Resensi Train to Busan (2016)

Train to Busan (2016) mengisahkan tentang seorang bapak yang menemani anaknya merayakan ulang tahun di kota ibunya bertepatan dengan sebuah malapetaka besar di daerahnya. Malapetaka itu sendiri adalah wabah zombie, yang diawali dengan ledakan di pabrik kimia yang menyebabkan orang menjadi zombie dan kemudian menggigit orang lain, yang kemudian menjadi zombie, dan akhirnya ke-zombie-an itu pun menyebar hingga tidak ada lagi kota yang selamat, selain Busan, kota yang menjadi tujuan bapak dan anak tadi.

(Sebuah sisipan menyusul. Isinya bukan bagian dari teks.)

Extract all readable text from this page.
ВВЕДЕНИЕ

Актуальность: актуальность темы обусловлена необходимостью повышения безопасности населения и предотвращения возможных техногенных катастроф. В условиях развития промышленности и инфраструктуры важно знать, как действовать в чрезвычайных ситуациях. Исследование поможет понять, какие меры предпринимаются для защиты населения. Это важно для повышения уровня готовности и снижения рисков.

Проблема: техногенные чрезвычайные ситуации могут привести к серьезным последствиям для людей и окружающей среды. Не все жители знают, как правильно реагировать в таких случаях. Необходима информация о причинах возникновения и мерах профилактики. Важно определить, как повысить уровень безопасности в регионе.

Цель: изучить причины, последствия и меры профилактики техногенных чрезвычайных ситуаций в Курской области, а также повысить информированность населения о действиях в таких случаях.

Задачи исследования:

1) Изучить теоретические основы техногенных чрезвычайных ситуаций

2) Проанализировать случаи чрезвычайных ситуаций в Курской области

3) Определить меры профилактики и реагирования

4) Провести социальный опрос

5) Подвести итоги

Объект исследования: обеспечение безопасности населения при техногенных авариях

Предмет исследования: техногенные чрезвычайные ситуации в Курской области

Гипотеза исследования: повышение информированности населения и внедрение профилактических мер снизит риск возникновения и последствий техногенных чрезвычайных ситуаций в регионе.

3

Ceritanya cukup menegangkan karena diawali dengan sebuah adegan yang cukup mengejutkan, yaitu ketika sebuah truk pickup menabrak kijang hingga kijang itu mati, tapi kemudian kijang itu hidup kembali. Kita mendapat foreshadowing bahwa makhluk mati bisa hidup kembali akan menyertai kita di sepanjang film ini. Selanjutnya, ketegangan terjadi ketika sedikit demi sedikit kita tahu dampak dari orang yang mati terjadi bisa hidup kembali dan menyerang hingga menyebabkan semua berubah jadi seperti mereka. Dan, sedikit demi sedikit kita juga mulai mengenali aspek-aspek dari kezombiean ini. Penemuan demi penemuan sepanjang film ini menegangkan dan layak dialami sendiri satu per satu. Karena itulah saya tidak akan ungkap bagian itu di sini.

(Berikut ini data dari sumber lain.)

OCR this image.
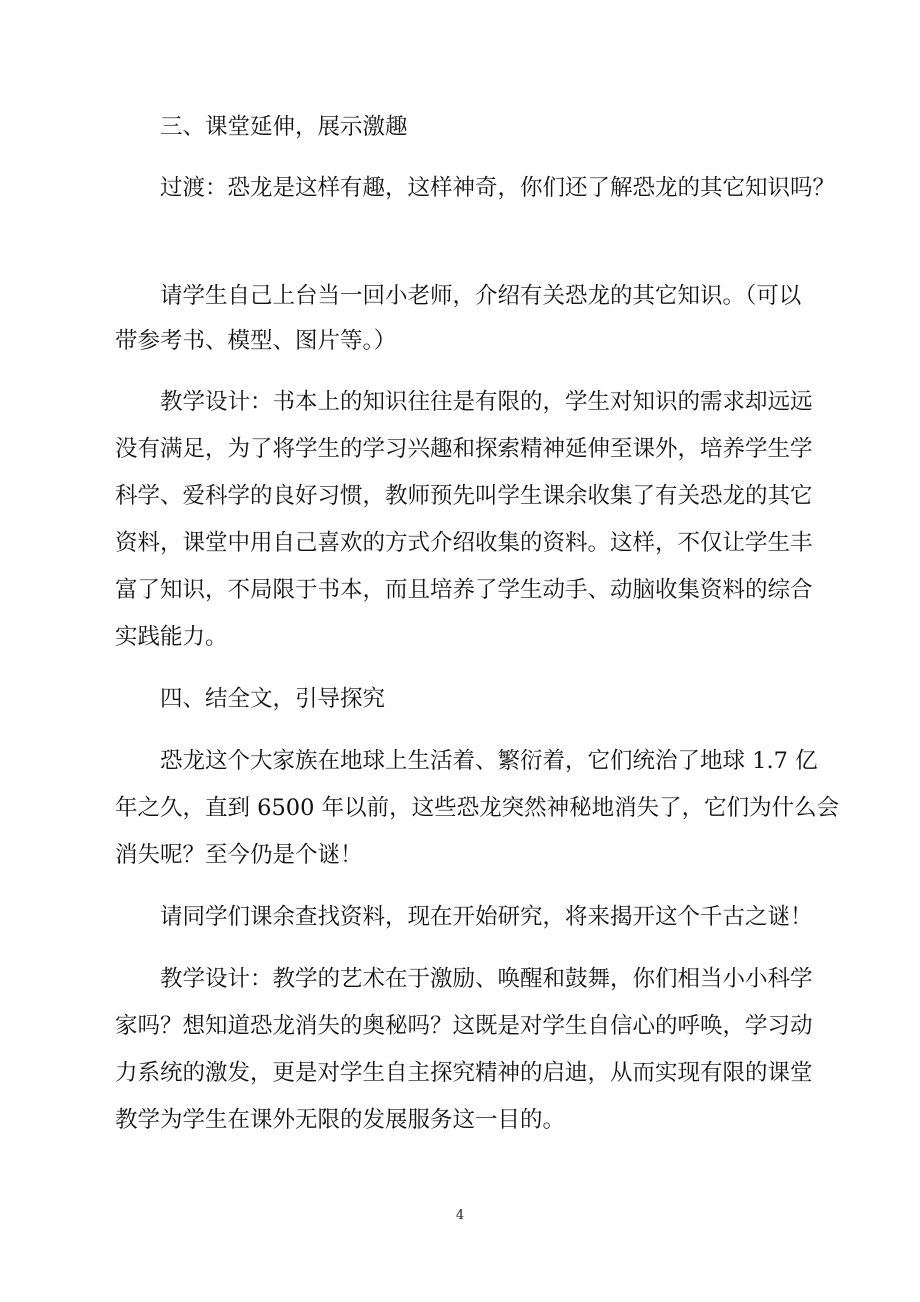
三、课堂延伸，展示激趣
过渡：恐龙是这样有趣，这样神奇，你们还了解恐龙的其它知识吗？
请学生自己上台当一回小老师，介绍有关恐龙的其它知识。（可以
带参考书、模型、图片等。）
教学设计：书本上的知识往往是有限的，学生对知识的需求却远远
没有满足，为了将学生的学习兴趣和探索精神延伸至课外，培养学生学
科学、爱科学的良好习惯，教师预先叫学生课余收集了有关恐龙的其它
资料，课堂中用自己喜欢的方式介绍收集的资料。这样，不仅让学生丰
富了知识，不局限于书本，而且培养了学生动手、动脑收集资料的综合
实践能力。
四、结全文，引导探究
恐龙这个大家族在地球上生活着、繁衍着，它们统治了地球 1.7 亿
年之久，直到 6500 年以前，这些恐龙突然神秘地消失了，它们为什么会
消失呢？至今仍是个谜！
请同学们课余查找资料，现在开始研究，将来揭开这个千古之谜！
教学设计：教学的艺术在于激励、唤醒和鼓舞，你们相当小小科学
家吗？想知道恐龙消失的奥秘吗？这既是对学生自信心的呼唤，学习动
力系统的激发，更是对学生自主探究精神的启迪，从而实现有限的课堂
教学为学生在课外无限的发展服务这一目的。
4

Selain itu, yang tak kalah pentingnya adalah dalam film ini kita dihadapkan dengan perubahan psikologis juga. Selain ketakutan yang menghantui sepanjang film, ada juga sifat-sifat gelap manusia yang diungkap. Yang utama adalah sikap egois dan oportunis. Kita melihat bagaimana sikap peduli berperang dengan sikap egois dan oportunis. Ini yang menjadi penyeimbang film zombie yang bisa dibilang lebih banyak berurusan dengan wadag yang hanya punya energi tanpa punya jiwa itu.

Tapi, kalau melihat film ini sebagai film zombie, ada yang mengganggu bagi saya. Kisah zombie, yang mestinya fiksi ilmiah, idealnya memiliki satu hukum ilmiah yang diikuti (meskipun fiksional). Hal ini biasanya disebut “novum,” satu hal baru (hukum baru, benda baru, atau cara kerja baru). Nah, film Train to Busan ini kurang menunjukkan itu dan cenderung terjebak ke wilayah lazimnya kisah zombie yang lebih mirip cerita fantasi yang tidak terlalu butuh penjelasan. Kita harus terima saja bahwa ada yang menyebabkan orang menjadi zombie. Tidak ada upaya (dalam film ini) untuk memahami cara kerja wabah zombie ini.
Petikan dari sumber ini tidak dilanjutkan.